Montaigne foi um sábio, um dos raros filósofos que leio persuadido de estar lendo um sábio cuja sabedoria é pautada pelo bom senso, a compreensão profunda de nossa natureza tão retorcida e fascinante, tão complexa e perturbadora. Foi ainda um homem consciente do lugar que ocupamos na ordem da natureza. Por isso educou-se inspirado pelo humilde e resignado acolhimento do que na vida e no seu próprio corpo é natureza. Aliás, suponho que um dos mais sérios obstáculos para que alcancemos seguir-lhe o exemplo reside no profundo afastamento, senão mesmo divórcio, que o desenvolvimento da ciência e da técnica introduziram entre o ser humano e a natureza. Além disso, passamos a habitar formigueiros humanos onde se empilham milhões de pessoas imersas da luz da aurora ao fim do dia em ambientes artificiais. Essa realidade nos privou, por exemplo, do contato espontâneo e até inconsciente não apenas com o mundo da natureza, mas com a própria natureza que somos e nos habita. Espero que o leitor não leia essas breves impressões como uma queixa de nostalgia, mas como a constatação sumária de transformações profundas que, sem exagero, modificaram nossa natureza cavando um abismo entre natureza e cultura, as duas metades que nos constituem e todavia hoje se movem dentro de nós como se fossem metades cindidas. Por isso chegamos a extremos insensatos como a supressão da consciência e acolhimento da velhice, da nossa gradual impotência em face do curso irreversível da natureza e por fim em face da nossa morte.
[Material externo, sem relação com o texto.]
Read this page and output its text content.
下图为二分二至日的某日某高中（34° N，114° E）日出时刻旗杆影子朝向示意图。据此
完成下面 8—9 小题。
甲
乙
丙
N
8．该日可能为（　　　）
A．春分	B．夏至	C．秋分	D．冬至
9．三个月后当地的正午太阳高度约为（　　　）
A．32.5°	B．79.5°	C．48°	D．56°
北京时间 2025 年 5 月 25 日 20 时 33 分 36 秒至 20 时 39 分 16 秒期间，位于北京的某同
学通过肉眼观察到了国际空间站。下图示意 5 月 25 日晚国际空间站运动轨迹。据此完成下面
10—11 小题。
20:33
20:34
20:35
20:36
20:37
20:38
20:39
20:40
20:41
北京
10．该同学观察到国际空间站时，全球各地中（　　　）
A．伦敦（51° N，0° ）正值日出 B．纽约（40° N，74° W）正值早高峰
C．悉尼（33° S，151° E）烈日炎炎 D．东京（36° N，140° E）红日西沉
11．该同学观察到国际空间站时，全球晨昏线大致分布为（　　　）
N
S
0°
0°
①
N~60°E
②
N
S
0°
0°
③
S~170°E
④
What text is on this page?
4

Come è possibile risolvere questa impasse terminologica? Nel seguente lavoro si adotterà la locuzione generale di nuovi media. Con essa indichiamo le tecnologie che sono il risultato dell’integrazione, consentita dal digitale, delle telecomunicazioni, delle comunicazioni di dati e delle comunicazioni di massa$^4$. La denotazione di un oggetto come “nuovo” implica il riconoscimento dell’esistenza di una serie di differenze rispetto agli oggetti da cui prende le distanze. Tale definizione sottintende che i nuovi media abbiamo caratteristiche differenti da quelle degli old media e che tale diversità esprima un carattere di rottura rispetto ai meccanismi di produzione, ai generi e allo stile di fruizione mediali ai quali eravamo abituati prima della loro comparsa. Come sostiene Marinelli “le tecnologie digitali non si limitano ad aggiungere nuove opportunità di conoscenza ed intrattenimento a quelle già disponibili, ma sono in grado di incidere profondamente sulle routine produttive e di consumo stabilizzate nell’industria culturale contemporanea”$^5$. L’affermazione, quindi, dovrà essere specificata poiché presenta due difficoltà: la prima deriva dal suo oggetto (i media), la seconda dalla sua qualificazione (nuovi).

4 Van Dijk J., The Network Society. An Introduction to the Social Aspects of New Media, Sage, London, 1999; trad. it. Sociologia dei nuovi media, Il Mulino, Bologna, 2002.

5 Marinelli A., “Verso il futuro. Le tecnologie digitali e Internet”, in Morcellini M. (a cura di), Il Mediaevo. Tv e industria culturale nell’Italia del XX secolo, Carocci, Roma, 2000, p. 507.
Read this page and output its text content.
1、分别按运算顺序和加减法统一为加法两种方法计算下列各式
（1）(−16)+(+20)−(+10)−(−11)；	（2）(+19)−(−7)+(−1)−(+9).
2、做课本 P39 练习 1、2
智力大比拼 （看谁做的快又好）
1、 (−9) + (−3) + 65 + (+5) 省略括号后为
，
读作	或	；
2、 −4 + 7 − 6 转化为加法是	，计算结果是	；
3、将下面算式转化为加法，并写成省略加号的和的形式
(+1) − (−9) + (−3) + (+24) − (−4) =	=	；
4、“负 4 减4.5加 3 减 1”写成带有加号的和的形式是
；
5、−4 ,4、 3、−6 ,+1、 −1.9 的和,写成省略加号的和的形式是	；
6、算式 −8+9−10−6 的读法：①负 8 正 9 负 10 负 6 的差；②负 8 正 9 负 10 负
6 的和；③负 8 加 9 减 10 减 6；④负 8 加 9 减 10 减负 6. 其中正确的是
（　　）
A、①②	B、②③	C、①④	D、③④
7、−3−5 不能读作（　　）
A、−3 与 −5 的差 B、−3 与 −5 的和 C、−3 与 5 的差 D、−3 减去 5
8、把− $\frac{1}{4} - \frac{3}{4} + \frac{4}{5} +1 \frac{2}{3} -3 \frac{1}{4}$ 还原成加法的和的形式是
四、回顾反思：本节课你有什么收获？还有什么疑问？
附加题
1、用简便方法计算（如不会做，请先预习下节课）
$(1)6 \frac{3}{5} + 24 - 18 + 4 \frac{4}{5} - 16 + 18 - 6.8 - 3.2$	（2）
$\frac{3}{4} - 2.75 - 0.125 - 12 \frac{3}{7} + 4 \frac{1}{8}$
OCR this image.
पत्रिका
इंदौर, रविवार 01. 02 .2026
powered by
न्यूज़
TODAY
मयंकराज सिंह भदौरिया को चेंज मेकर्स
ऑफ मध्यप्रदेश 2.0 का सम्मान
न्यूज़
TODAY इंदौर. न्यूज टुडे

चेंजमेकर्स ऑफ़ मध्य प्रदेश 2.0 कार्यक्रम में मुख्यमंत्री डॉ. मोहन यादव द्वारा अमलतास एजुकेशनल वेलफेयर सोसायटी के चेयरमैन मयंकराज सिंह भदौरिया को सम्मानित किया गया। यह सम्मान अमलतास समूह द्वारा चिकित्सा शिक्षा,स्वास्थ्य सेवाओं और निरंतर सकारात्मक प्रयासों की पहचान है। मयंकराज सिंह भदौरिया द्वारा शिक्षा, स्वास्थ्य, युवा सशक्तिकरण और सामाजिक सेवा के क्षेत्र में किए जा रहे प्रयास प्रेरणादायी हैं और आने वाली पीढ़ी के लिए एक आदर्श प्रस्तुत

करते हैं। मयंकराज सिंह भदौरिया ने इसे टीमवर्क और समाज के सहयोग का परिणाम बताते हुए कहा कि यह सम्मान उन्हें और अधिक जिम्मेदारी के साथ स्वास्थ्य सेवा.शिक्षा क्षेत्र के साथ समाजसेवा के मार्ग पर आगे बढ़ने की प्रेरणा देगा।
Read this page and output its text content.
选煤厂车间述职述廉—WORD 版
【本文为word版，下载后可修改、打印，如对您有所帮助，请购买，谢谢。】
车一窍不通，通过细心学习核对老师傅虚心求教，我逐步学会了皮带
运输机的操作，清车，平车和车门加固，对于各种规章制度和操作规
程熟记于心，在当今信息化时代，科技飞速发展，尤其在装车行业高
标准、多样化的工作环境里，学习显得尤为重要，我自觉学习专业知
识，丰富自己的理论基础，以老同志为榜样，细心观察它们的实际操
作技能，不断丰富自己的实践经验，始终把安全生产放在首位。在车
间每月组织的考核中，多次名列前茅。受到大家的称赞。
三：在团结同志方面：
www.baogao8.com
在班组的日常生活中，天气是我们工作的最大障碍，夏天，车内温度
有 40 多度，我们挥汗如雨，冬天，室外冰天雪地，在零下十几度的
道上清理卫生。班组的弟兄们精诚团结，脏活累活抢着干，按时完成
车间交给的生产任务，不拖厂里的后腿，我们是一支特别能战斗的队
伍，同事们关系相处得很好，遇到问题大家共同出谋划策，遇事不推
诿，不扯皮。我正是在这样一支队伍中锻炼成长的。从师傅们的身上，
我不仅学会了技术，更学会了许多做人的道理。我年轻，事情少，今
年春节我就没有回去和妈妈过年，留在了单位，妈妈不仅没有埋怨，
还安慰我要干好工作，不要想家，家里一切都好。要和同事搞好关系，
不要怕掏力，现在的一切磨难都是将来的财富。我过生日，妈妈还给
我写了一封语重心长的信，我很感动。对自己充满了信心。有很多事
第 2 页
Esse vínculo substancial entre o homem e a natureza é constantemente exposto nos Ensaios. Melhor dizendo, constitui o próprio fundamento da sabedoria assimilada e vivida por Montaigne. Diante do fantasma da morte, por certo a fonte mais renitente de medo que provamos na nossa existência, confessava confiar à natureza e sua fatalidade o curso e resolução de um processo que só nos cabe acolher e serenamente esperar. Deixava que a natureza cuidasse do que estava além do seu comando e desejo. Como assimilar essa sabedoria em face da nossa mortalidade, em face do medo que nos induz a tramar mil formas de protelação e refúgio, de ilusão e recalque, contanto que evitemos pensar o inevitável, suprimir da corrente da consciência nosso fim último?